The researchers utilized OpenEvolve, an open-source version of Google DeepMind”s AlphaEvolve, to enhance a load balancing algorithm, achieving a performance that is significantly superior to human-designed alternatives. They reported a fivefold increase in efficiency for an Expert Parallelism Load Balancer (EPLB) algorithm, which is crucial for large language models by directing tokens to specialized modules, thereby optimizing the processing of parameters.
The authors assert that the concept of AI-Driven Research for Systems (ADRS) has the potential to revolutionize systems research. “As AI assumes a central role in algorithm design, we argue that human researchers will increasingly focus on problem formulation and strategic guidance,” they stated. Their findings emphasize both the transformative potential of AI and the urgent necessity for adapting research methodologies in this new era.
In May, Google highlighted AlphaEvolve as an “evolutionary coding agent” that enhances the efficiency of data center orchestration, optimizes matrix multiplication in its Tensor Processing Unit hardware, and improves the FlashAttention kernel in Transformer-based AI models. Additionally, a recent paper from Google DeepMind described an autonomous method for discovering reinforcement learning rules through agent interactions with diverse environments.
The UC Berkeley team demonstrated the effectiveness of AI-driven optimization by using OpenEvolve to enhance load balancing across GPUs involved in large language model inference. They began with an open-source EPLB implementation from DeepSeek, which they noted was inefficient due to its reliance on Python and linear search methods. This initial version averaged approximately 540 milliseconds for rebalancing tasks.
They compared it with a faster, non-public EPLB implementation from an undisclosed laboratory, which rebalanced in 19.6 milliseconds. Utilizing OpenEvolve, which combined 80 percent Gemini 2.5 Flash and 20 percent Gemini 2.5 Flash Lite at a minimal cost, the researchers developed a more efficient method, employing vectorized tensor operations and a zig-zag partitioning scheme that achieved a remarkable runtime of just 3.7 milliseconds. This represents a fivefold improvement over the unidentified reference implementation and a 146-fold improvement over DeepSeek”s algorithm.

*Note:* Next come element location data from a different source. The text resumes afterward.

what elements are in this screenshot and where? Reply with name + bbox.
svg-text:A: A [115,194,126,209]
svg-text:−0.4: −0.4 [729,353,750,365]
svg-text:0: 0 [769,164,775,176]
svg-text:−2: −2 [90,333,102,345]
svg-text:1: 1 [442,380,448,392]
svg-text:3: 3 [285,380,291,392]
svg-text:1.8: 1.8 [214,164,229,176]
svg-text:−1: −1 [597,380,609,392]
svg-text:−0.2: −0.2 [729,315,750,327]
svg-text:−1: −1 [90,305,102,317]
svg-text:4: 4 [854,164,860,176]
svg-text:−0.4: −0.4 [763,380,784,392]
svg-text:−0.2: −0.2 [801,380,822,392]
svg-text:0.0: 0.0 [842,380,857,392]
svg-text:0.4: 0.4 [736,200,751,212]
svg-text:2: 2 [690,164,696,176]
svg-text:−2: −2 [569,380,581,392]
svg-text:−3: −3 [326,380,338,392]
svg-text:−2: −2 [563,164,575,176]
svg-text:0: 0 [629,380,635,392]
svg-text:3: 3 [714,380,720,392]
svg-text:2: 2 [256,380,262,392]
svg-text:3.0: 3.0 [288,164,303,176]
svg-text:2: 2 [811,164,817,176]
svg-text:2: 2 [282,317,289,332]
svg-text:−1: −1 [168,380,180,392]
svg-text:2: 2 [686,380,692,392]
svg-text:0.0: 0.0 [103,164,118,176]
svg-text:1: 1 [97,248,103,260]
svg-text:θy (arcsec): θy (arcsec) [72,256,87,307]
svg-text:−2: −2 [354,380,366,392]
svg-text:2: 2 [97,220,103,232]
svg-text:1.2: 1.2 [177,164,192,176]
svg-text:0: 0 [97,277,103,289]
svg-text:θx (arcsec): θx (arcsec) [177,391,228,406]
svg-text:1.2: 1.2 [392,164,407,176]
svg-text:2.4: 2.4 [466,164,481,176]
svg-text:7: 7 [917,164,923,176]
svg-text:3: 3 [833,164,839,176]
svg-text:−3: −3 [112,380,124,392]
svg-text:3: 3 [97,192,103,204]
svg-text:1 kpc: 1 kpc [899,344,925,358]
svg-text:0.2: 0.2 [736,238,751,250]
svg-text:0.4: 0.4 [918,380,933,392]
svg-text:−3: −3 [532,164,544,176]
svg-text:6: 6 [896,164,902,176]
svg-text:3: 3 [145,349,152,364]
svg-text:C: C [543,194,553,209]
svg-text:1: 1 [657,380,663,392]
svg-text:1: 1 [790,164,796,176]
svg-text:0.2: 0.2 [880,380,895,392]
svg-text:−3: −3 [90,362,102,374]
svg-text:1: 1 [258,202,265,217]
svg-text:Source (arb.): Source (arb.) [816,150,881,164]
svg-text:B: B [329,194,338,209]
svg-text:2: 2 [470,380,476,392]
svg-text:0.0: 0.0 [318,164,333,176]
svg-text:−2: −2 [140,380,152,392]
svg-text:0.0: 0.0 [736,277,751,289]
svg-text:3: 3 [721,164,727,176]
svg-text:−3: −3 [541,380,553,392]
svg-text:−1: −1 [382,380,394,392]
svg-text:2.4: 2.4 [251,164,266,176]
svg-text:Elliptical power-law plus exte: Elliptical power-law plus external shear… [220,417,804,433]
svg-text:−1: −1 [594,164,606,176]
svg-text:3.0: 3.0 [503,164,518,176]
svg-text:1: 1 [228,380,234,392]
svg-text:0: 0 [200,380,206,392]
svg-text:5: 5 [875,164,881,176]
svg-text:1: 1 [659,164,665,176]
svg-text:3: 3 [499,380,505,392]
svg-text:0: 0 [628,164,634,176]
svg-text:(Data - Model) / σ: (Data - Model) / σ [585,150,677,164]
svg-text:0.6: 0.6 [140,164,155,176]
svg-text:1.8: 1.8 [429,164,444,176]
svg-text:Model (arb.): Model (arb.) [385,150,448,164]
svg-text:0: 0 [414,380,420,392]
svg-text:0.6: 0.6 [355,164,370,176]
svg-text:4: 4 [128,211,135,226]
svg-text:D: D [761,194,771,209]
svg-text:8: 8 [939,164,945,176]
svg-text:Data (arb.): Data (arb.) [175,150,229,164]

Another example presented in the study indicated that OpenEvolve facilitated a threefold increase in the speed of relational analytics when SQL queries invoked large language model inference operations on individual rows.
Co-author Audrey Cheng, a PhD candidate at UC Berkeley, addressed the nature of OpenEvolve”s “reasoning.” In correspondence with The Register, she stated, “These are hard questions to answer definitively as they involve whether large language models are genuinely “thinking” or simply executing advanced probability calculations.” Cheng noted that these models benefit from training on a vast corpus of literature, providing advantages in discovering innovative applications of ideas from various domains.
Cheng believes that the implications of ADRS are substantial. “We focus on systems performance problems because AI can already outperform human expert solutions,” she explained. She anticipates widespread adoption of ADRS for performance tuning in companies operating large systems. Furthermore, once researchers establish robust evaluation and validation frameworks for other challenges like security and fault tolerance, Cheng expects ADRS to generate even more innovative solutions.
“The current bottleneck is having a robust evaluation and validation framework,” she concluded. “Once that is established, ADRS could potentially apply to a wide range of system problems and beyond the field of computer science.”